The presence of alcohol is a serious risk factor, both for sexual harassment of restaurant industry workers and for alcohol dependence among restaurant workers.

At the same time, restaurants are, by far, the worst offenders of child labor laws of any industry and are the largest industry employer of youth. A 2023 analysis by the Food and Environment Reporting Network of U.S. Department of Labor Wage and Hour Division data found that nearly two-thirds—64%—of the 16,000 documented child labor violations over the past five years were committed by food service employers. The leisure and hospitality industry, which includes food service employers and restaurants, has long employed the largest share of teens and young adults of any industry – between one-quarter and one-third of workers these ages.

In recent years, states have ramped up efforts to lower the alcohol service age

Previous EPI research on child labor documented coordinated attempts to roll back child labor protections in 14 states. Four of these 14 states (Iowa, Michigan, New Hampshire, and Wisconsin) have introduced or passed bills related to youth work in the presence of alcohol in 2021–2023.

A deeper analysis of the latter trend reveals a coordinated multistate effort to pass such laws that extends beyond these four states. This effort has been alarmingly successful but has received little attention compared with other child labor law rollbacks.
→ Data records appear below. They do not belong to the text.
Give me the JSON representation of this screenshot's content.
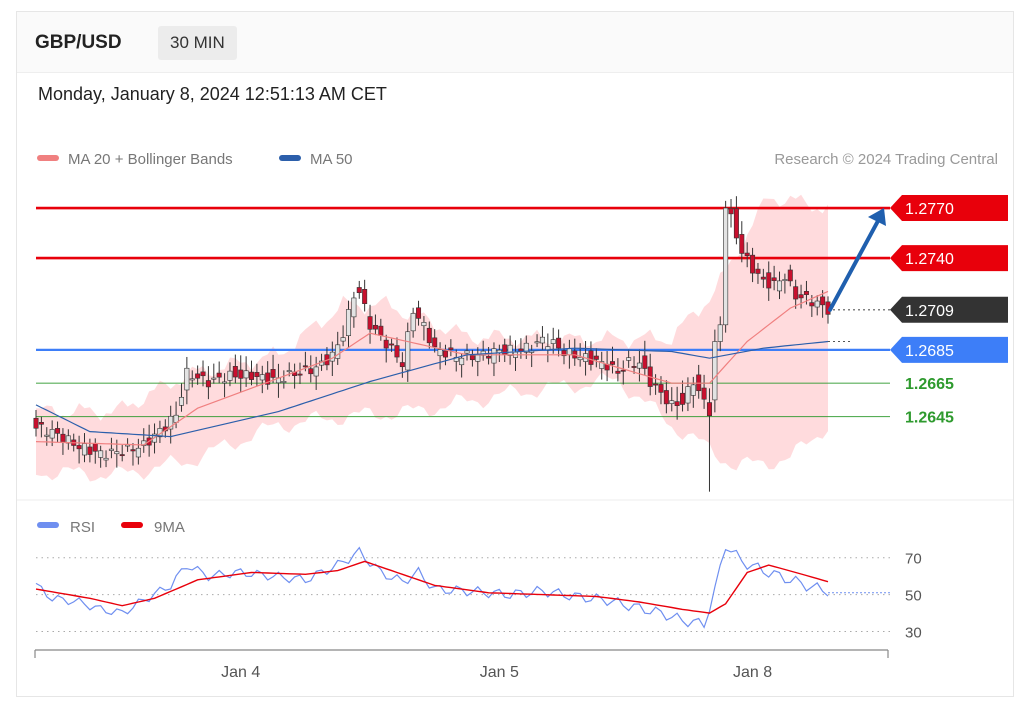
{
  "header": {
    "symbol": "GBP/USD",
    "timeframe": "30 MIN"
  },
  "datetime": "Monday, January 8, 2024 12:51:13 AM CET",
  "colors": {
    "resistance": "#e8000b",
    "support": "#3d7ef8",
    "minor_support": "#2e9a2e",
    "bollinger": "#ffd2d5",
    "ma20": "#f08080",
    "ma50": "#2c5fab",
    "candle_up": "#e3e3e3",
    "candle_down": "#c8102e",
    "rsi": "#6f8ff0",
    "rsi_ma": "#e8000b",
    "current": "#333333"
  },
  "chart_data": [
    {
      "type": "candlestick",
      "title": "GBP/USD",
      "legend": [
        {
          "label": "MA 20 + Bollinger Bands",
          "color": "#f08080"
        },
        {
          "label": "MA 50",
          "color": "#2c5fab"
        }
      ],
      "credit": "Research © 2024 Trading Central",
      "x_ticks": [
        "Jan 4",
        "Jan 5",
        "Jan 8"
      ],
      "ylim": [
        1.2595,
        1.2785
      ],
      "levels": [
        {
          "label": "1.2770",
          "value": 1.277,
          "kind": "resistance"
        },
        {
          "label": "1.2740",
          "value": 1.274,
          "kind": "resistance"
        },
        {
          "label": "1.2709",
          "value": 1.2709,
          "kind": "current"
        },
        {
          "label": "1.2685",
          "value": 1.2685,
          "kind": "support"
        },
        {
          "label": "1.2665",
          "value": 1.2665,
          "kind": "minor_support"
        },
        {
          "label": "1.2645",
          "value": 1.2645,
          "kind": "minor_support"
        }
      ],
      "forecast": {
        "from": 1.2709,
        "to": 1.277
      },
      "close_path": [
        [
          0,
          1.2638
        ],
        [
          4,
          1.2633
        ],
        [
          8,
          1.2626
        ],
        [
          12,
          1.2622
        ],
        [
          16,
          1.2624
        ],
        [
          20,
          1.2628
        ],
        [
          24,
          1.264
        ],
        [
          26,
          1.2647
        ],
        [
          28,
          1.2672
        ],
        [
          32,
          1.2667
        ],
        [
          36,
          1.2671
        ],
        [
          40,
          1.2671
        ],
        [
          44,
          1.2668
        ],
        [
          48,
          1.2672
        ],
        [
          52,
          1.2675
        ],
        [
          55,
          1.2682
        ],
        [
          57,
          1.2695
        ],
        [
          59,
          1.2718
        ],
        [
          60,
          1.272
        ],
        [
          62,
          1.27
        ],
        [
          64,
          1.2692
        ],
        [
          66,
          1.2685
        ],
        [
          68,
          1.2676
        ],
        [
          70,
          1.2708
        ],
        [
          72,
          1.2698
        ],
        [
          74,
          1.2684
        ],
        [
          78,
          1.268
        ],
        [
          82,
          1.268
        ],
        [
          86,
          1.2683
        ],
        [
          90,
          1.2684
        ],
        [
          92,
          1.2686
        ],
        [
          94,
          1.269
        ],
        [
          96,
          1.2688
        ],
        [
          98,
          1.2683
        ],
        [
          102,
          1.268
        ],
        [
          106,
          1.2676
        ],
        [
          108,
          1.2672
        ],
        [
          110,
          1.2678
        ],
        [
          112,
          1.2678
        ],
        [
          114,
          1.2667
        ],
        [
          116,
          1.266
        ],
        [
          118,
          1.2653
        ],
        [
          120,
          1.2655
        ],
        [
          122,
          1.2668
        ],
        [
          124,
          1.2655
        ],
        [
          125,
          1.265
        ],
        [
          126,
          1.269
        ],
        [
          127,
          1.2698
        ],
        [
          128,
          1.277
        ],
        [
          129,
          1.2765
        ],
        [
          131,
          1.2745
        ],
        [
          133,
          1.2735
        ],
        [
          135,
          1.2727
        ],
        [
          137,
          1.2725
        ],
        [
          139,
          1.273
        ],
        [
          141,
          1.2718
        ],
        [
          143,
          1.2716
        ],
        [
          145,
          1.2713
        ],
        [
          147,
          1.2709
        ]
      ],
      "ma20_path": [
        [
          0,
          1.263
        ],
        [
          20,
          1.2628
        ],
        [
          30,
          1.265
        ],
        [
          45,
          1.2668
        ],
        [
          55,
          1.268
        ],
        [
          62,
          1.2695
        ],
        [
          80,
          1.2682
        ],
        [
          100,
          1.2682
        ],
        [
          118,
          1.2665
        ],
        [
          125,
          1.2665
        ],
        [
          132,
          1.269
        ],
        [
          140,
          1.271
        ],
        [
          147,
          1.272
        ]
      ],
      "ma50_path": [
        [
          0,
          1.2652
        ],
        [
          10,
          1.2636
        ],
        [
          25,
          1.2633
        ],
        [
          45,
          1.2648
        ],
        [
          62,
          1.2666
        ],
        [
          80,
          1.2682
        ],
        [
          100,
          1.2686
        ],
        [
          118,
          1.2684
        ],
        [
          125,
          1.268
        ],
        [
          135,
          1.2686
        ],
        [
          147,
          1.269
        ]
      ],
      "bb_upper_path": [
        [
          0,
          1.2648
        ],
        [
          15,
          1.2648
        ],
        [
          28,
          1.267
        ],
        [
          45,
          1.2682
        ],
        [
          57,
          1.2712
        ],
        [
          65,
          1.2712
        ],
        [
          80,
          1.2693
        ],
        [
          100,
          1.2691
        ],
        [
          118,
          1.2692
        ],
        [
          126,
          1.272
        ],
        [
          136,
          1.2777
        ],
        [
          147,
          1.277
        ]
      ],
      "bb_lower_path": [
        [
          0,
          1.2612
        ],
        [
          15,
          1.261
        ],
        [
          28,
          1.2618
        ],
        [
          45,
          1.264
        ],
        [
          57,
          1.2645
        ],
        [
          70,
          1.2648
        ],
        [
          90,
          1.266
        ],
        [
          108,
          1.2667
        ],
        [
          118,
          1.264
        ],
        [
          130,
          1.2615
        ],
        [
          140,
          1.262
        ],
        [
          147,
          1.264
        ]
      ]
    },
    {
      "type": "line",
      "legend": [
        {
          "label": "RSI",
          "color": "#6f8ff0"
        },
        {
          "label": "9MA",
          "color": "#e8000b"
        }
      ],
      "ylim": [
        20,
        85
      ],
      "y_ticks": [
        70,
        50,
        30
      ],
      "rsi_path": [
        [
          0,
          55
        ],
        [
          3,
          48
        ],
        [
          8,
          46
        ],
        [
          12,
          42
        ],
        [
          16,
          40
        ],
        [
          20,
          47
        ],
        [
          25,
          55
        ],
        [
          28,
          66
        ],
        [
          32,
          60
        ],
        [
          38,
          62
        ],
        [
          44,
          60
        ],
        [
          50,
          58
        ],
        [
          56,
          66
        ],
        [
          60,
          73
        ],
        [
          64,
          62
        ],
        [
          68,
          57
        ],
        [
          71,
          62
        ],
        [
          74,
          53
        ],
        [
          80,
          52
        ],
        [
          88,
          50
        ],
        [
          94,
          52
        ],
        [
          100,
          49
        ],
        [
          106,
          47
        ],
        [
          110,
          44
        ],
        [
          116,
          40
        ],
        [
          120,
          36
        ],
        [
          124,
          34
        ],
        [
          126,
          52
        ],
        [
          128,
          77
        ],
        [
          131,
          68
        ],
        [
          135,
          63
        ],
        [
          140,
          58
        ],
        [
          144,
          54
        ],
        [
          147,
          52
        ]
      ],
      "ma_path": [
        [
          0,
          53
        ],
        [
          10,
          48
        ],
        [
          16,
          44
        ],
        [
          22,
          48
        ],
        [
          30,
          58
        ],
        [
          40,
          62
        ],
        [
          50,
          61
        ],
        [
          56,
          63
        ],
        [
          61,
          68
        ],
        [
          68,
          61
        ],
        [
          74,
          55
        ],
        [
          84,
          51
        ],
        [
          94,
          50
        ],
        [
          104,
          49
        ],
        [
          112,
          46
        ],
        [
          120,
          42
        ],
        [
          125,
          40
        ],
        [
          128,
          45
        ],
        [
          132,
          62
        ],
        [
          136,
          66
        ],
        [
          141,
          62
        ],
        [
          147,
          57
        ]
      ]
    }
  ]
}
Since 2021, at least nine states have introduced legislation to lower the alcohol service age. Seven of these states have signed the bills into law. For comparison, it previously took 18 years, from 2003 to 2020, for five states – South Dakota, Delaware, Arizona, North Dakota, and Arkansas – to make changes to youth alcohol service laws.

Recent changes represent an increasingly coordinated effort to roll back protections for young people in the restaurant industry, a trend that does not appear to be slowing.